So I was at the – wait, guess – yep, I was at the boosktore this afternoon, where I found an interesting book called “Under the March Sun” by Charles Fountain. It's a well-written book about the history and traditions surrounding spring training baseball. Naturally, I had to check out the first couple of chapters because 1. I love baseball and, 2. To improve upon my MLS South idea.
It turns out that one of the godfathers of spring training was a guy named Al Lang, a Laundromat owner in Pittsburgh who had to move to the Sunshine State in order to improve his health in 1910. Something about the air in Steel City just wasn’t, um, clean. I know, hard to believe.
Now, it turned out that Lang, a lifelong fan of his native Pirates, wanted to bring baseball to his new home in St. Petersburg. Lang was an affable man who made many friends wherever he went. Some of those friends happened to be in the Pirates organization, the first club he tried to attract to sunny St. Pete for the spring. They declined. Something about there being distractions – like beaches and bars, I guess.
But eventually, Lang found himself as the town’s mayor for four years, and was able to land some pretty big fishes. First, the Boston Braves came down in the 1920s. Then, two of the biggest teams in baseball promised to make the newly-designated Sunshine City their spring home: the St. Louis Cardinals and Babe Ruth’s New York Yankees.
Lang loved his baseball. He tried everything he could to wean the ballclubs to make St. Pete their home away from home. He paid the travel expenses of the entire team AND the writers. In his mind, any dateline with “ST. PETERSBURGH, Fla.” was free publicity for his beloved town.

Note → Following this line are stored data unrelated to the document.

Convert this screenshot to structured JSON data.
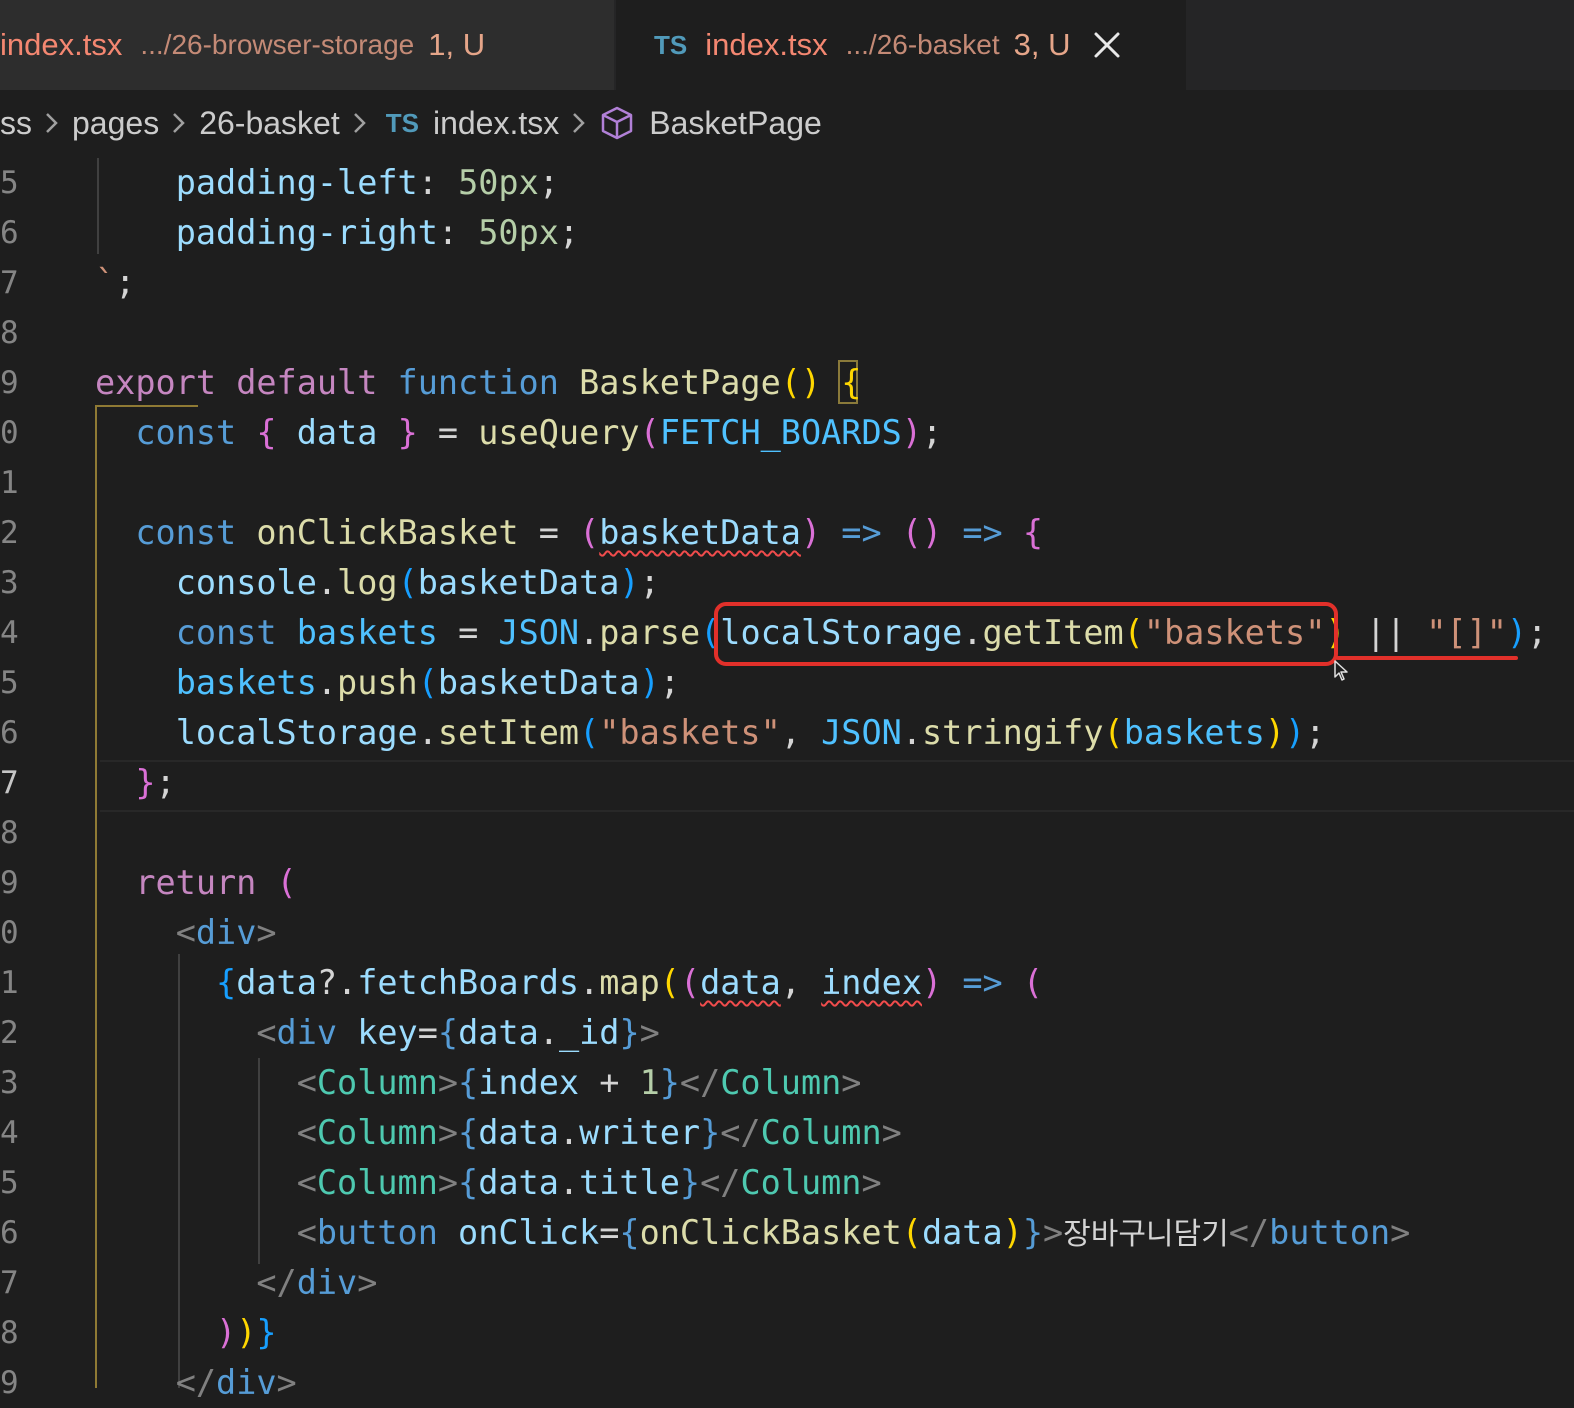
{
  "tabs": [
    {
      "icon": "",
      "name": "index.tsx",
      "path": ".../26-browser-storage",
      "status": "1, U",
      "active": false
    },
    {
      "icon": "TS",
      "name": "index.tsx",
      "path": ".../26-basket",
      "status": "3, U",
      "active": true
    }
  ],
  "breadcrumb": {
    "items": [
      "ss",
      "pages",
      "26-basket"
    ],
    "file_icon": "TS",
    "file": "index.tsx",
    "symbol": "BasketPage"
  },
  "line_numbers": [
    "5",
    "6",
    "7",
    "8",
    "9",
    "0",
    "1",
    "2",
    "3",
    "4",
    "5",
    "6",
    "7",
    "8",
    "9",
    "0",
    "1",
    "2",
    "3",
    "4",
    "5",
    "6",
    "7",
    "8",
    "9"
  ],
  "code": {
    "l5": {
      "prop": "padding-left",
      "colon": ": ",
      "val": "50px",
      "semi": ";"
    },
    "l6": {
      "prop": "padding-right",
      "colon": ": ",
      "val": "50px",
      "semi": ";"
    },
    "l7": {
      "tick": "`",
      "semi": ";"
    },
    "l9": {
      "export": "export",
      "default": "default",
      "function": "function",
      "name": "BasketPage",
      "parens": "()",
      "brace": "{"
    },
    "l10": {
      "const": "const",
      "lb": "{",
      "data": "data",
      "rb": "}",
      "eq": "=",
      "fn": "useQuery",
      "lp": "(",
      "arg": "FETCH_BOARDS",
      "rp": ")",
      "semi": ";"
    },
    "l12": {
      "const": "const",
      "name": "onClickBasket",
      "eq": "=",
      "lp": "(",
      "param": "basketData",
      "rp": ")",
      "arrow1": "=>",
      "empty": "()",
      "arrow2": "=>",
      "brace": "{"
    },
    "l13": {
      "obj": "console",
      "dot": ".",
      "fn": "log",
      "lp": "(",
      "arg": "basketData",
      "rp": ")",
      "semi": ";"
    },
    "l14": {
      "const": "const",
      "name": "baskets",
      "eq": "=",
      "json": "JSON",
      "dot": ".",
      "fn": "parse",
      "lp": "(",
      "obj": "localStorage",
      "dot2": ".",
      "fn2": "getItem",
      "lp2": "(",
      "str": "\"baskets\"",
      "rp2": ")",
      "or": "||",
      "str2": "\"[]\"",
      "rp": ")",
      "semi": ";"
    },
    "l15": {
      "obj": "baskets",
      "dot": ".",
      "fn": "push",
      "lp": "(",
      "arg": "basketData",
      "rp": ")",
      "semi": ";"
    },
    "l16": {
      "obj": "localStorage",
      "dot": ".",
      "fn": "setItem",
      "lp": "(",
      "str": "\"baskets\"",
      "comma": ", ",
      "json": "JSON",
      "dot2": ".",
      "fn2": "stringify",
      "lp2": "(",
      "arg": "baskets",
      "rp2": ")",
      "rp": ")",
      "semi": ";"
    },
    "l17": {
      "brace": "}",
      "semi": ";"
    },
    "l19": {
      "ret": "return",
      "lp": "("
    },
    "l20": {
      "lt": "<",
      "tag": "div",
      "gt": ">"
    },
    "l21": {
      "lb": "{",
      "obj": "data",
      "opt": "?.",
      "prop": "fetchBoards",
      "dot": ".",
      "fn": "map",
      "lp": "(",
      "lp2": "(",
      "a1": "data",
      "comma": ", ",
      "a2": "index",
      "rp2": ")",
      "arrow": "=>",
      "lp3": "("
    },
    "l22": {
      "lt": "<",
      "tag": "div",
      "attr": "key",
      "eq": "=",
      "lb": "{",
      "obj": "data",
      "dot": ".",
      "prop": "_id",
      "rb": "}",
      "gt": ">"
    },
    "l23": {
      "lt": "<",
      "tag": "Column",
      "gt": ">",
      "lb": "{",
      "expr": "index",
      "plus": " + ",
      "num": "1",
      "rb": "}",
      "clt": "</",
      "ctag": "Column",
      "cgt": ">"
    },
    "l24": {
      "lt": "<",
      "tag": "Column",
      "gt": ">",
      "lb": "{",
      "obj": "data",
      "dot": ".",
      "prop": "writer",
      "rb": "}",
      "clt": "</",
      "ctag": "Column",
      "cgt": ">"
    },
    "l25": {
      "lt": "<",
      "tag": "Column",
      "gt": ">",
      "lb": "{",
      "obj": "data",
      "dot": ".",
      "prop": "title",
      "rb": "}",
      "clt": "</",
      "ctag": "Column",
      "cgt": ">"
    },
    "l26": {
      "lt": "<",
      "tag": "button",
      "attr": "onClick",
      "eq": "=",
      "lb": "{",
      "fn": "onClickBasket",
      "lp": "(",
      "arg": "data",
      "rp": ")",
      "rb": "}",
      "gt": ">",
      "text": "장바구니담기",
      "clt": "</",
      "ctag": "button",
      "cgt": ">"
    },
    "l27": {
      "clt": "</",
      "ctag": "div",
      "cgt": ">"
    },
    "l28": {
      "rp": ")",
      "rp2": ")",
      "rb": "}"
    },
    "l29": {
      "clt": "</",
      "ctag": "div",
      "cgt": ">"
    }
  },
  "colors": {
    "annotation": "#e2302a",
    "background": "#1e1e1e",
    "tab_modified": "#f48771"
  }
}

Many other teams followed the Braves, Cards and Yanks to Florida. At one point, 14 of the 16 the league’s clubs camped in Florida. And Al Lang is perhaps the man most responsible for the success of springtime ball in on the peninsula.
Similarly, I believe the same endeavor taken by Lang nearly 100 years ago could be applied to MLS. Lang was a visionary who saw baseball as a means to attract tourists to St. Pete, and by extension, Florida. He paid for everything knowing that the rewards could be reaped. When people talked about the Yankees – Babe Ruth, Lou Gehrig, Joe DiMaggio, and Mickey Mantle – during March, they also mentioned St. Pete. And the people came. People from all over the country came to St. Pete for one reason: baseball.
There’s no doubt in my mind this can be applied to MLS. In fact, the pitches already exist where a club could camp down there right now. U.S. Soccer has its IMG Training Academy in Bradenton – there’s one locale already. You probably fit two or three MLS clubs at the facility. There’s the Miami FC facilities. There’s also boatload of state universities where clubs could train on the school’s soccer pitches.
It just takes some initiative. It takes someone recognizing the potential rewards of hosting an MLS club during the spring. The pros interact with the college or youth teams at IMG. In turn, the pros are given soccer-spec facilities, a much smoother training and preseason schedule, and plenty of outdoor training.
So how long will it take for MLS to recognize the benefits of a common spring destination for its clubs?
Speaking of spring destinations, the Revolution kick off the first of three (...!) preseason matches tonight at Nelson Field in Austin, Texas. You may remember Austin as being the home city for one of the more interesting seasons of The Real World. I know this because I still have a crush on Johanna.
But anyway, tonight’s match will likely involve the obligatory mix of veterans and rookies for both halves. Perhaps some tactical tinkering. And probably alot of miscommunication, which is to be expected in any club's first match of the spring. Overall, you really can’t make much of a club’s performance in its first (or second) preseason match.
So what can we gain from tonight’s match? Unfortunately, the match won’t be broadcast via radio. Or the telly. Maybe military spy satellites. Instead, it will be “covered” exclusively vua the Official Revolution Blog, which is too often the only source of information during the club’s ongoing preseason adventures.
And I have no real problem with that. Some info is better than no info. It’s actually one of the very few outlets where I can stay up to date on the local XI. The only thing is, it’s written by the club’s communications department. So, of course, it’s accurate. But it’s also biased. We’ll know who did well. We’ll know who surprised (in a good way). We'll know who deserved a gold star on the soccer skills chart.
But what we won’t know is who looked out of shape, lethargic, or just plain pathetic. We won’t know who isn’t fitting in, or if the Aztex are having their way with a top-flight team. And its occasions like these where the independent media perspective would come in pretty darn handy.*
(*I’d like to think that my buddy Frank Dell’Apa is down there, but as far as I know, his primary responsibilities are keeping him in Beantown with the Celtics and their newest headache Stephon Marbury. That’s a darn shame – Frank’s The Don of soccer journalism here in New England.)
And I’ll tell you, as a journalist myself, if my ticket, accommodations and my wad of ones were taken care of, I’d give it to you straight up. I’d give you the clean and the dirty. Who looked good and who got pwned. But most importantly, I’d provide a completely unbiased perspective, which is exactly what’s been missing for much of the preseason.